Путеводитель по Руководству Linux

  User  |  Syst  |  Libr  |  Device  |  Files  |  Other  |  Admin  |  Head  |



   perf-intel-pt    ( 1 )

поддержка Intel Processor Trace в инструментах perf (Support for Intel Processor Trace within perf tools)

Описание (Description)

Intel Processor Trace (Intel PT) is an extension of Intel Architecture that collects information about software execution such as control flow, execution modes and timings and formats it into highly compressed binary packets. Technical details are documented in the Intel 64 and IA-32 Architectures Software Developer Manuals, Chapter 36 Intel Processor Trace.

Intel PT is first supported in Intel Core M and 5th generation Intel Core processors that are based on the Intel micro-architecture code name Broadwell.

Trace data is collected by perf record and stored within the perf.data file. See below for options to perf record.

Trace data must be decoded which involves walking the object code and matching the trace data packets.
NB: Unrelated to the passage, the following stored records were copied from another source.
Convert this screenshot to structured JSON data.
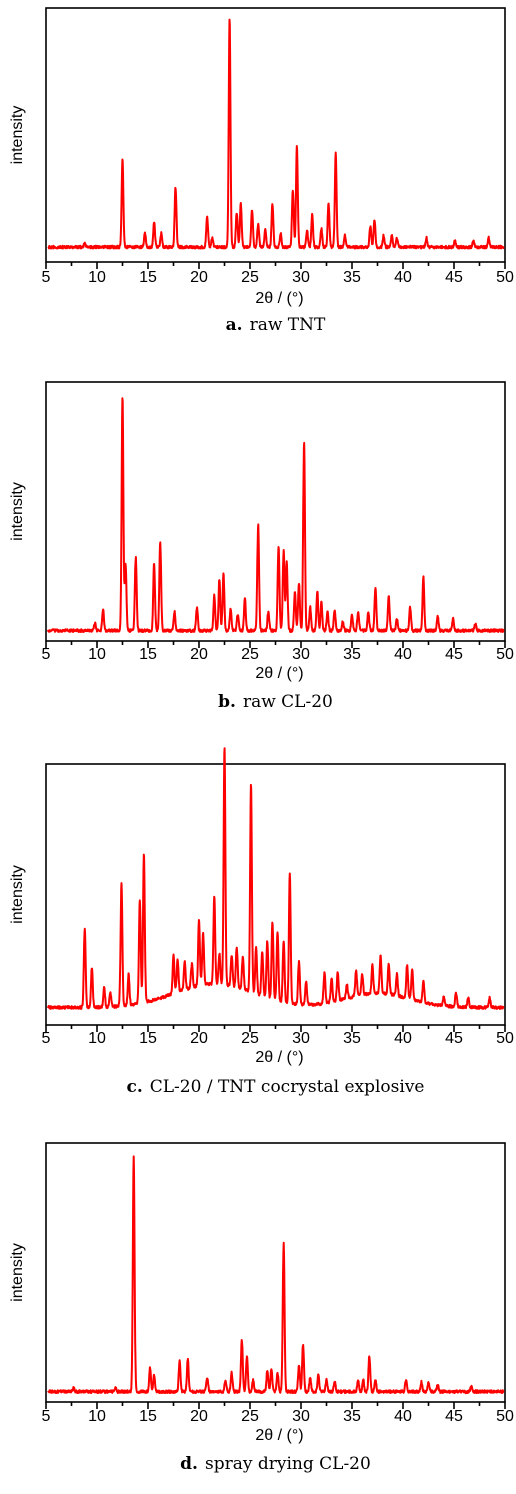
{
  "figure": {
    "panels": [
      {
        "caption_letter": "a.",
        "caption_text": "raw TNT"
      },
      {
        "caption_letter": "b.",
        "caption_text": "raw CL-20"
      },
      {
        "caption_letter": "c.",
        "caption_text": "CL-20 / TNT cocrystal explosive"
      },
      {
        "caption_letter": "d.",
        "caption_text": "spray drying CL-20"
      }
    ]
  },
  "colors": {
    "series": "#ff0000",
    "axis": "#000000"
  },
  "chart_data": [
    {
      "type": "line",
      "title": "",
      "xlabel": "2θ / (°)",
      "ylabel": "intensity",
      "xlim": [
        5,
        50
      ],
      "ylim": [
        0,
        100
      ],
      "xticks": [
        5,
        10,
        15,
        20,
        25,
        30,
        35,
        40,
        45,
        50
      ],
      "grid": false,
      "series": [
        {
          "peaks": [
            [
              8.8,
              1.5
            ],
            [
              12.5,
              38
            ],
            [
              14.7,
              6
            ],
            [
              15.6,
              11
            ],
            [
              16.3,
              6
            ],
            [
              17.7,
              26
            ],
            [
              20.8,
              13
            ],
            [
              21.3,
              4
            ],
            [
              23.0,
              100
            ],
            [
              23.7,
              15
            ],
            [
              24.1,
              19
            ],
            [
              25.2,
              16
            ],
            [
              25.8,
              10
            ],
            [
              26.5,
              8
            ],
            [
              27.2,
              19
            ],
            [
              28.0,
              6
            ],
            [
              29.2,
              25
            ],
            [
              29.6,
              44
            ],
            [
              30.6,
              7
            ],
            [
              31.1,
              14
            ],
            [
              32.0,
              8
            ],
            [
              32.7,
              19
            ],
            [
              33.4,
              41
            ],
            [
              34.3,
              5
            ],
            [
              36.8,
              9
            ],
            [
              37.2,
              12
            ],
            [
              38.1,
              5
            ],
            [
              38.9,
              5
            ],
            [
              39.4,
              4
            ],
            [
              42.3,
              4
            ],
            [
              45.1,
              3
            ],
            [
              46.9,
              3
            ],
            [
              48.4,
              4
            ]
          ],
          "baseline": 3
        }
      ]
    },
    {
      "type": "line",
      "title": "",
      "xlabel": "2θ / (°)",
      "ylabel": "intensity",
      "xlim": [
        5,
        50
      ],
      "ylim": [
        0,
        100
      ],
      "xticks": [
        5,
        10,
        15,
        20,
        25,
        30,
        35,
        40,
        45,
        50
      ],
      "grid": false,
      "series": [
        {
          "peaks": [
            [
              9.8,
              3
            ],
            [
              10.6,
              9
            ],
            [
              12.5,
              100
            ],
            [
              12.8,
              28
            ],
            [
              13.8,
              31
            ],
            [
              15.6,
              29
            ],
            [
              16.2,
              38
            ],
            [
              17.6,
              8
            ],
            [
              19.8,
              10
            ],
            [
              21.5,
              15
            ],
            [
              22.0,
              22
            ],
            [
              22.4,
              24
            ],
            [
              23.1,
              9
            ],
            [
              23.8,
              7
            ],
            [
              24.5,
              14
            ],
            [
              25.8,
              45
            ],
            [
              26.8,
              8
            ],
            [
              27.8,
              36
            ],
            [
              28.3,
              34
            ],
            [
              28.6,
              29
            ],
            [
              29.4,
              17
            ],
            [
              29.8,
              20
            ],
            [
              30.3,
              80
            ],
            [
              30.9,
              10
            ],
            [
              31.6,
              17
            ],
            [
              32.0,
              12
            ],
            [
              32.6,
              8
            ],
            [
              33.3,
              9
            ],
            [
              34.1,
              4
            ],
            [
              35.0,
              7
            ],
            [
              35.6,
              8
            ],
            [
              36.6,
              8
            ],
            [
              37.3,
              18
            ],
            [
              38.6,
              15
            ],
            [
              39.4,
              5
            ],
            [
              40.7,
              10
            ],
            [
              42.0,
              23
            ],
            [
              43.4,
              6
            ],
            [
              44.9,
              5
            ],
            [
              47.1,
              3
            ]
          ],
          "baseline": 1
        }
      ]
    },
    {
      "type": "line",
      "title": "",
      "xlabel": "2θ / (°)",
      "ylabel": "intensity",
      "xlim": [
        5,
        50
      ],
      "ylim": [
        0,
        100
      ],
      "xticks": [
        5,
        10,
        15,
        20,
        25,
        30,
        35,
        40,
        45,
        50
      ],
      "grid": false,
      "series": [
        {
          "peaks": [
            [
              8.8,
              33
            ],
            [
              9.5,
              17
            ],
            [
              10.7,
              8
            ],
            [
              11.3,
              6
            ],
            [
              12.4,
              52
            ],
            [
              13.1,
              13
            ],
            [
              14.2,
              44
            ],
            [
              14.6,
              63
            ],
            [
              17.5,
              16
            ],
            [
              17.9,
              14
            ],
            [
              18.6,
              12
            ],
            [
              19.3,
              10
            ],
            [
              20.0,
              28
            ],
            [
              20.4,
              22
            ],
            [
              21.5,
              37
            ],
            [
              22.0,
              13
            ],
            [
              22.5,
              100
            ],
            [
              23.2,
              13
            ],
            [
              23.7,
              17
            ],
            [
              24.3,
              14
            ],
            [
              25.1,
              88
            ],
            [
              25.6,
              20
            ],
            [
              26.2,
              19
            ],
            [
              26.7,
              24
            ],
            [
              27.2,
              33
            ],
            [
              27.7,
              29
            ],
            [
              28.3,
              26
            ],
            [
              28.9,
              55
            ],
            [
              29.8,
              18
            ],
            [
              30.5,
              10
            ],
            [
              32.3,
              13
            ],
            [
              33.0,
              10
            ],
            [
              33.6,
              12
            ],
            [
              34.5,
              6
            ],
            [
              35.4,
              11
            ],
            [
              36.0,
              9
            ],
            [
              37.0,
              12
            ],
            [
              37.8,
              16
            ],
            [
              38.6,
              13
            ],
            [
              39.4,
              9
            ],
            [
              40.4,
              14
            ],
            [
              40.9,
              13
            ],
            [
              42.0,
              9
            ],
            [
              44.0,
              4
            ],
            [
              45.2,
              6
            ],
            [
              46.4,
              4
            ],
            [
              48.5,
              4
            ]
          ],
          "baseline": 4,
          "humps": [
            [
              16,
              27,
              10,
              6
            ],
            [
              33,
              42,
              6,
              4
            ]
          ]
        }
      ]
    },
    {
      "type": "line",
      "title": "",
      "xlabel": "2θ / (°)",
      "ylabel": "intensity",
      "xlim": [
        5,
        50
      ],
      "ylim": [
        0,
        100
      ],
      "xticks": [
        5,
        10,
        15,
        20,
        25,
        30,
        35,
        40,
        45,
        50
      ],
      "grid": false,
      "series": [
        {
          "peaks": [
            [
              7.7,
              1.5
            ],
            [
              11.8,
              1.5
            ],
            [
              13.6,
              100
            ],
            [
              15.2,
              10
            ],
            [
              15.6,
              7
            ],
            [
              18.1,
              13
            ],
            [
              18.9,
              14
            ],
            [
              20.8,
              6
            ],
            [
              22.6,
              5
            ],
            [
              23.2,
              8
            ],
            [
              24.2,
              22
            ],
            [
              24.7,
              15
            ],
            [
              25.3,
              5
            ],
            [
              26.7,
              9
            ],
            [
              27.1,
              10
            ],
            [
              27.7,
              8
            ],
            [
              28.3,
              63
            ],
            [
              29.8,
              11
            ],
            [
              30.2,
              20
            ],
            [
              30.9,
              6
            ],
            [
              31.7,
              7
            ],
            [
              32.5,
              5
            ],
            [
              33.3,
              4
            ],
            [
              35.6,
              5
            ],
            [
              36.1,
              5
            ],
            [
              36.7,
              15
            ],
            [
              37.3,
              5
            ],
            [
              40.3,
              5
            ],
            [
              41.8,
              4
            ],
            [
              42.5,
              4
            ],
            [
              43.4,
              3
            ],
            [
              46.7,
              2
            ]
          ],
          "baseline": 1
        }
      ]
    }
  ]
}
For example a TNT packet only tells whether a conditional branch was taken or not taken, so to make use of that packet the decoder must know precisely which instruction was being executed.
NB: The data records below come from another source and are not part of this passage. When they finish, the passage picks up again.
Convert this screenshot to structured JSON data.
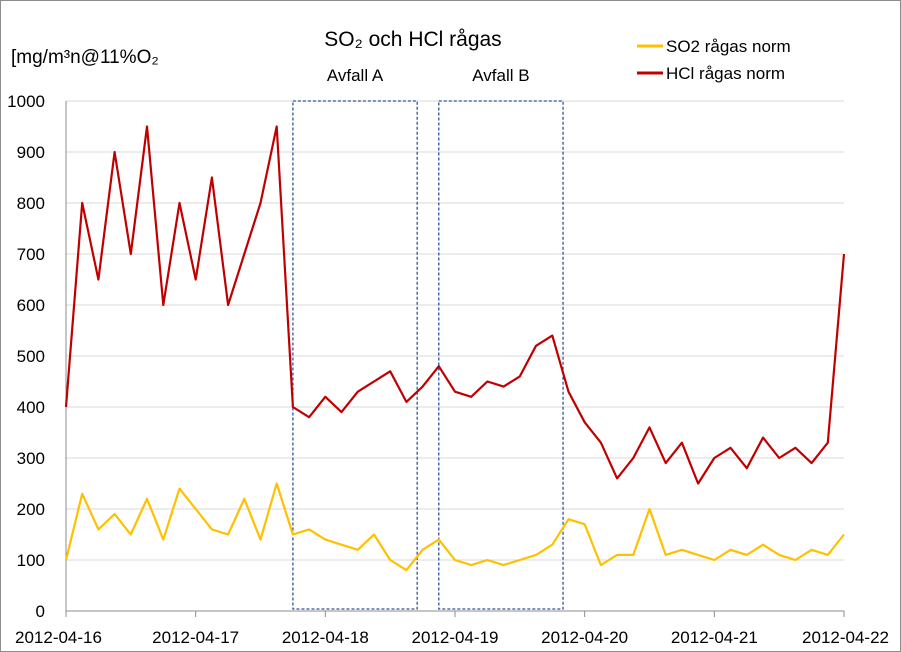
{
  "chart_data": {
    "type": "line",
    "title": "SO₂ och HCl rågas",
    "ylabel": "[mg/m³n@11%O₂",
    "xlabel": "",
    "ylim": [
      0,
      1000
    ],
    "yticks": [
      0,
      100,
      200,
      300,
      400,
      500,
      600,
      700,
      800,
      900,
      1000
    ],
    "xticks": [
      "2012-04-16",
      "2012-04-17",
      "2012-04-18",
      "2012-04-19",
      "2012-04-20",
      "2012-04-21",
      "2012-04-22"
    ],
    "grid": "horizontal",
    "legend_position": "top-right",
    "annotations": [
      {
        "label": "Avfall A",
        "x_from": "2012-04-17 18:00",
        "x_to": "2012-04-18 17:00"
      },
      {
        "label": "Avfall B",
        "x_from": "2012-04-18 21:00",
        "x_to": "2012-04-19 20:00"
      }
    ],
    "series": [
      {
        "name": "SO2 rågas norm",
        "color": "#FFC000",
        "points": [
          [
            "2012-04-16 00:00",
            100
          ],
          [
            "2012-04-16 03:00",
            230
          ],
          [
            "2012-04-16 06:00",
            160
          ],
          [
            "2012-04-16 09:00",
            190
          ],
          [
            "2012-04-16 12:00",
            150
          ],
          [
            "2012-04-16 15:00",
            220
          ],
          [
            "2012-04-16 18:00",
            140
          ],
          [
            "2012-04-16 21:00",
            240
          ],
          [
            "2012-04-17 00:00",
            200
          ],
          [
            "2012-04-17 03:00",
            160
          ],
          [
            "2012-04-17 06:00",
            150
          ],
          [
            "2012-04-17 09:00",
            220
          ],
          [
            "2012-04-17 12:00",
            140
          ],
          [
            "2012-04-17 15:00",
            250
          ],
          [
            "2012-04-17 18:00",
            150
          ],
          [
            "2012-04-17 21:00",
            160
          ],
          [
            "2012-04-18 00:00",
            140
          ],
          [
            "2012-04-18 03:00",
            130
          ],
          [
            "2012-04-18 06:00",
            120
          ],
          [
            "2012-04-18 09:00",
            150
          ],
          [
            "2012-04-18 12:00",
            100
          ],
          [
            "2012-04-18 15:00",
            80
          ],
          [
            "2012-04-18 18:00",
            120
          ],
          [
            "2012-04-18 21:00",
            140
          ],
          [
            "2012-04-19 00:00",
            100
          ],
          [
            "2012-04-19 03:00",
            90
          ],
          [
            "2012-04-19 06:00",
            100
          ],
          [
            "2012-04-19 09:00",
            90
          ],
          [
            "2012-04-19 12:00",
            100
          ],
          [
            "2012-04-19 15:00",
            110
          ],
          [
            "2012-04-19 18:00",
            130
          ],
          [
            "2012-04-19 21:00",
            180
          ],
          [
            "2012-04-20 00:00",
            170
          ],
          [
            "2012-04-20 03:00",
            90
          ],
          [
            "2012-04-20 06:00",
            110
          ],
          [
            "2012-04-20 09:00",
            110
          ],
          [
            "2012-04-20 12:00",
            200
          ],
          [
            "2012-04-20 15:00",
            110
          ],
          [
            "2012-04-20 18:00",
            120
          ],
          [
            "2012-04-20 21:00",
            110
          ],
          [
            "2012-04-21 00:00",
            100
          ],
          [
            "2012-04-21 03:00",
            120
          ],
          [
            "2012-04-21 06:00",
            110
          ],
          [
            "2012-04-21 09:00",
            130
          ],
          [
            "2012-04-21 12:00",
            110
          ],
          [
            "2012-04-21 15:00",
            100
          ],
          [
            "2012-04-21 18:00",
            120
          ],
          [
            "2012-04-21 21:00",
            110
          ],
          [
            "2012-04-22 00:00",
            150
          ]
        ]
      },
      {
        "name": "HCl rågas norm",
        "color": "#C00000",
        "points": [
          [
            "2012-04-16 00:00",
            400
          ],
          [
            "2012-04-16 03:00",
            800
          ],
          [
            "2012-04-16 06:00",
            650
          ],
          [
            "2012-04-16 09:00",
            900
          ],
          [
            "2012-04-16 12:00",
            700
          ],
          [
            "2012-04-16 15:00",
            950
          ],
          [
            "2012-04-16 18:00",
            600
          ],
          [
            "2012-04-16 21:00",
            800
          ],
          [
            "2012-04-17 00:00",
            650
          ],
          [
            "2012-04-17 03:00",
            850
          ],
          [
            "2012-04-17 06:00",
            600
          ],
          [
            "2012-04-17 09:00",
            700
          ],
          [
            "2012-04-17 12:00",
            800
          ],
          [
            "2012-04-17 15:00",
            950
          ],
          [
            "2012-04-17 18:00",
            400
          ],
          [
            "2012-04-17 21:00",
            380
          ],
          [
            "2012-04-18 00:00",
            420
          ],
          [
            "2012-04-18 03:00",
            390
          ],
          [
            "2012-04-18 06:00",
            430
          ],
          [
            "2012-04-18 09:00",
            450
          ],
          [
            "2012-04-18 12:00",
            470
          ],
          [
            "2012-04-18 15:00",
            410
          ],
          [
            "2012-04-18 18:00",
            440
          ],
          [
            "2012-04-18 21:00",
            480
          ],
          [
            "2012-04-19 00:00",
            430
          ],
          [
            "2012-04-19 03:00",
            420
          ],
          [
            "2012-04-19 06:00",
            450
          ],
          [
            "2012-04-19 09:00",
            440
          ],
          [
            "2012-04-19 12:00",
            460
          ],
          [
            "2012-04-19 15:00",
            520
          ],
          [
            "2012-04-19 18:00",
            540
          ],
          [
            "2012-04-19 21:00",
            430
          ],
          [
            "2012-04-20 00:00",
            370
          ],
          [
            "2012-04-20 03:00",
            330
          ],
          [
            "2012-04-20 06:00",
            260
          ],
          [
            "2012-04-20 09:00",
            300
          ],
          [
            "2012-04-20 12:00",
            360
          ],
          [
            "2012-04-20 15:00",
            290
          ],
          [
            "2012-04-20 18:00",
            330
          ],
          [
            "2012-04-20 21:00",
            250
          ],
          [
            "2012-04-21 00:00",
            300
          ],
          [
            "2012-04-21 03:00",
            320
          ],
          [
            "2012-04-21 06:00",
            280
          ],
          [
            "2012-04-21 09:00",
            340
          ],
          [
            "2012-04-21 12:00",
            300
          ],
          [
            "2012-04-21 15:00",
            320
          ],
          [
            "2012-04-21 18:00",
            290
          ],
          [
            "2012-04-21 21:00",
            330
          ],
          [
            "2012-04-22 00:00",
            700
          ]
        ]
      }
    ]
  }
}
Decoding is done on-the-fly. The decoder outputs samples in the same format as samples output by perf hardware events, for example as though the "instructions" or "branches" events had been recorded. Presently 3 tools support this: perf script, perf report and perf inject. See below for more information on using those tools.

The main distinguishing feature of Intel PT is that the decoder can determine the exact flow of software execution. Intel PT can be used to understand why and how did software get to a certain point, or behave a certain way. The software does not have to be recompiled, so Intel PT works with debug or release builds, however the executed images are needed - which makes use in JIT-compiled environments, or with self-modified code, a challenge. Also symbols need to be provided to make sense of addresses.

A limitation of Intel PT is that it produces huge amounts of trace data (hundreds of megabytes per second per core) which takes a long time to decode, for example two or three orders of magnitude longer than it took to collect. Another limitation is the performance impact of tracing, something that will vary depending on the use-case and architecture.